Intermittent turbulent dynamo at very low and high magnetic Prandtl numbers

Abstract

Context: Direct numerical simulations have shown that the dynamo is efficient even at low Prandtl numbers, i.e., the critical magnetic Reynolds number Rmc necessary for the dynamo to be efficient becomes smaller than the hydrodynamic Reynolds number Re when Re -> infinity. Aims: We test the conjecture (Iskakov et al. 2007) that Rmc actually tends to a finite value when Re -> infinity, and we study the behavior of the dynamo growth factor γ\ at very low and high magnetic Prandtl numbers. Methods: We use local and nonlocal shell-models of magnetohydrodynamic (MHD) turbulence with parameters covering a much wider range of Reynolds numbers than direct numerical simulations, but of astrophysical relevance.

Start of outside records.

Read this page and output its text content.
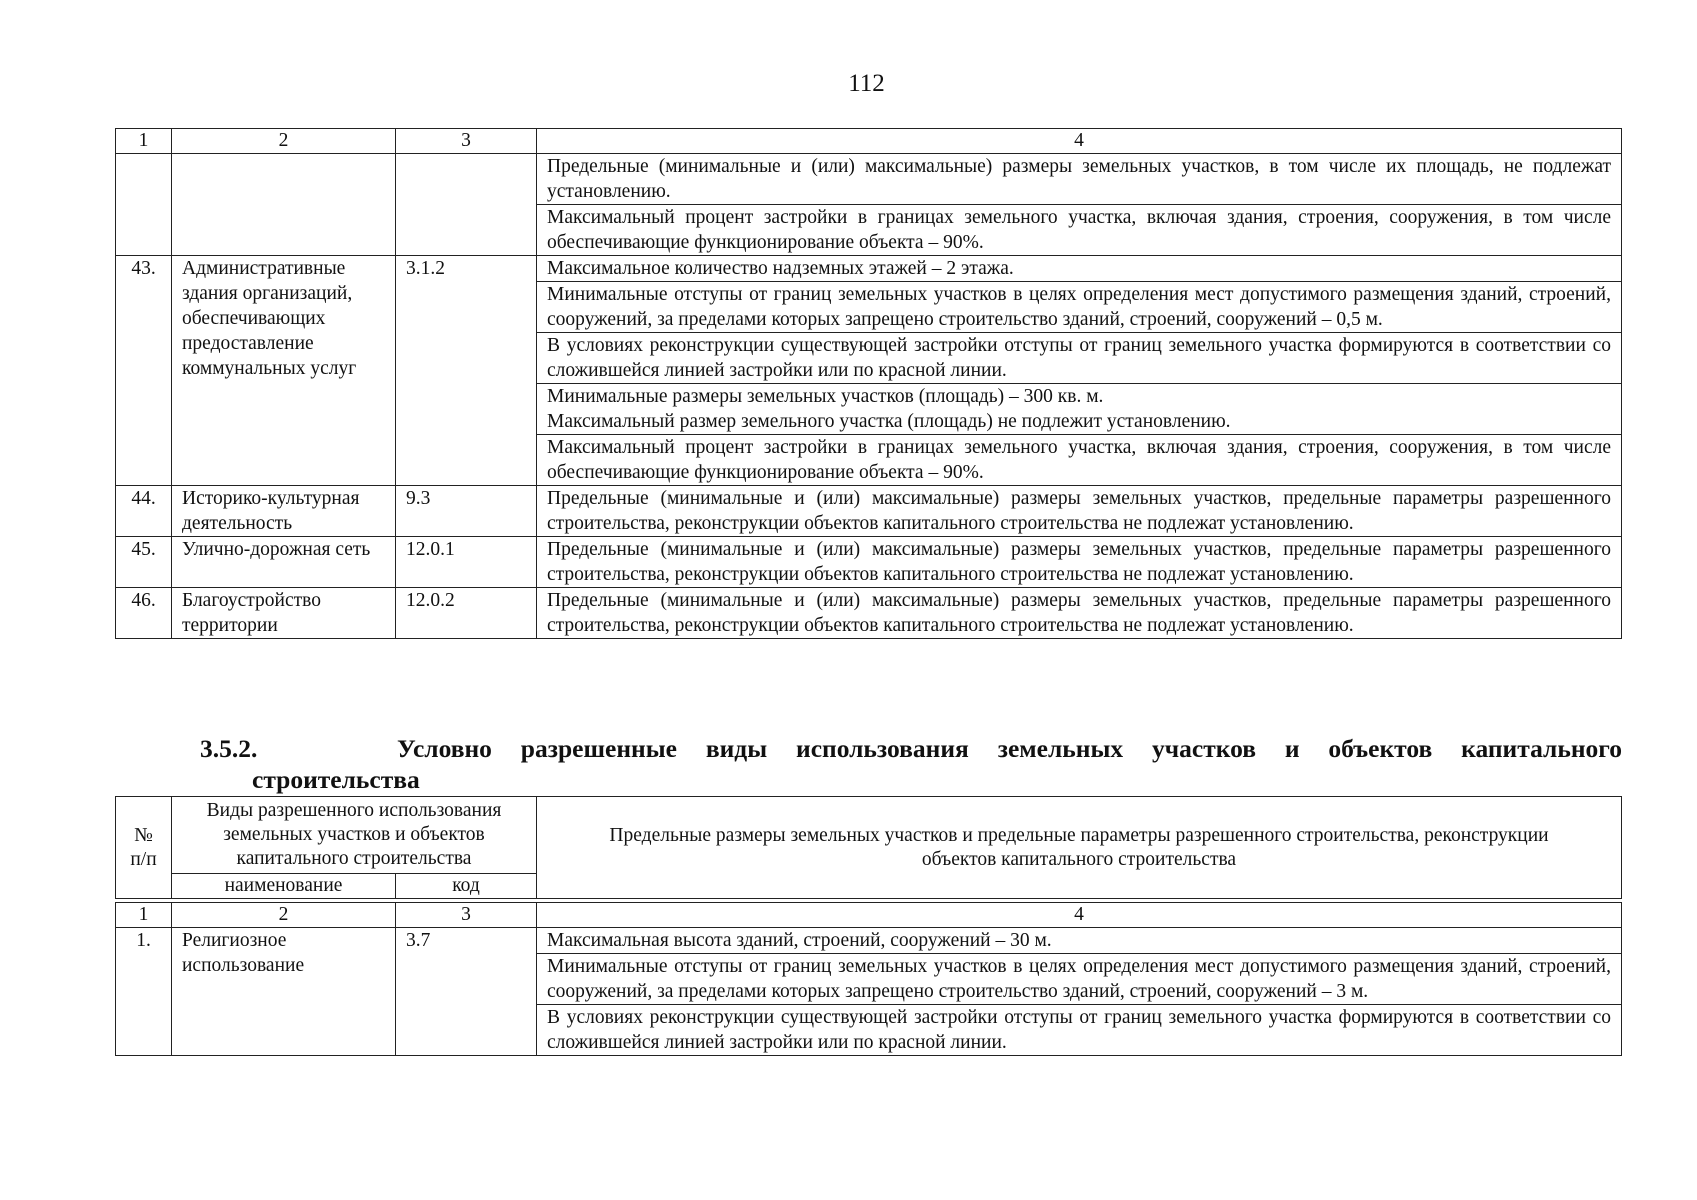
112
1	2	3	4
			Предельные (минимальные и (или) максимальные) размеры земельных участков, в том числе их площадь, не подлежат установлению.
			Максимальный процент застройки в границах земельного участка, включая здания, строения, сооружения, в том числе обеспечивающие функционирование объекта – 90%.
43.	Административные здания организаций, обеспечивающих предоставление коммунальных услуг	3.1.2	Максимальное количество надземных этажей – 2 этажа.
			Минимальные отступы от границ земельных участков в целях определения мест допустимого размещения зданий, строений, сооружений, за пределами которых запрещено строительство зданий, строений, сооружений – 0,5 м.
			В условиях реконструкции существующей застройки отступы от границ земельного участка формируются в соответствии со сложившейся линией застройки или по красной линии.
			Минимальные размеры земельных участков (площадь) – 300 кв. м.
Максимальный размер земельного участка (площадь) не подлежит установлению.
			Максимальный процент застройки в границах земельного участка, включая здания, строения, сооружения, в том числе обеспечивающие функционирование объекта – 90%.
44.	Историко-культурная деятельность	9.3	Предельные (минимальные и (или) максимальные) размеры земельных участков, предельные параметры разрешенного строительства, реконструкции объектов капитального строительства не подлежат установлению.
45.	Улично-дорожная сеть	12.0.1	Предельные (минимальные и (или) максимальные) размеры земельных участков, предельные параметры разрешенного строительства, реконструкции объектов капитального строительства не подлежат установлению.
46.	Благоустройство территории	12.0.2	Предельные (минимальные и (или) максимальные) размеры земельных участков, предельные параметры разрешенного строительства, реконструкции объектов капитального строительства не подлежат установлению.
3.5.2.	Условно разрешенные виды использования земельных участков и объектов капитального
строительства
№
п/п	Виды разрешенного использования земельных участков и объектов капитального строительства		Предельные размеры земельных участков и предельные параметры разрешенного строительства, реконструкции объектов капитального строительства
	наименование	код	
1	2	3	4
1.	Религиозное использование	3.7	Максимальная высота зданий, строений, сооружений – 30 м.
			Минимальные отступы от границ земельных участков в целях определения мест допустимого размещения зданий, строений, сооружений, за пределами которых запрещено строительство зданий, строений, сооружений – 3 м.
			В условиях реконструкции существующей застройки отступы от границ земельного участка формируются в соответствии со сложившейся линией застройки или по красной линии.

Results: We confirm that Rmc tends to a finite value when Re -> infinity. The limit for Rm -> infinity of the dynamo growth factor γ\ in the kinematic regime behaves like Reβ, and, similarly, the limit for Re -> infinity of γ\ behaves like Rmβ', with β=β'=0.4. Conclusion: Comparison with a phenomenology based on an intermittent small-scale turbulent dynamo, together with the differences between the growth rates in the different local and nonlocal models, indicate a weak contribution of nonlocal terms to the dynamo effect.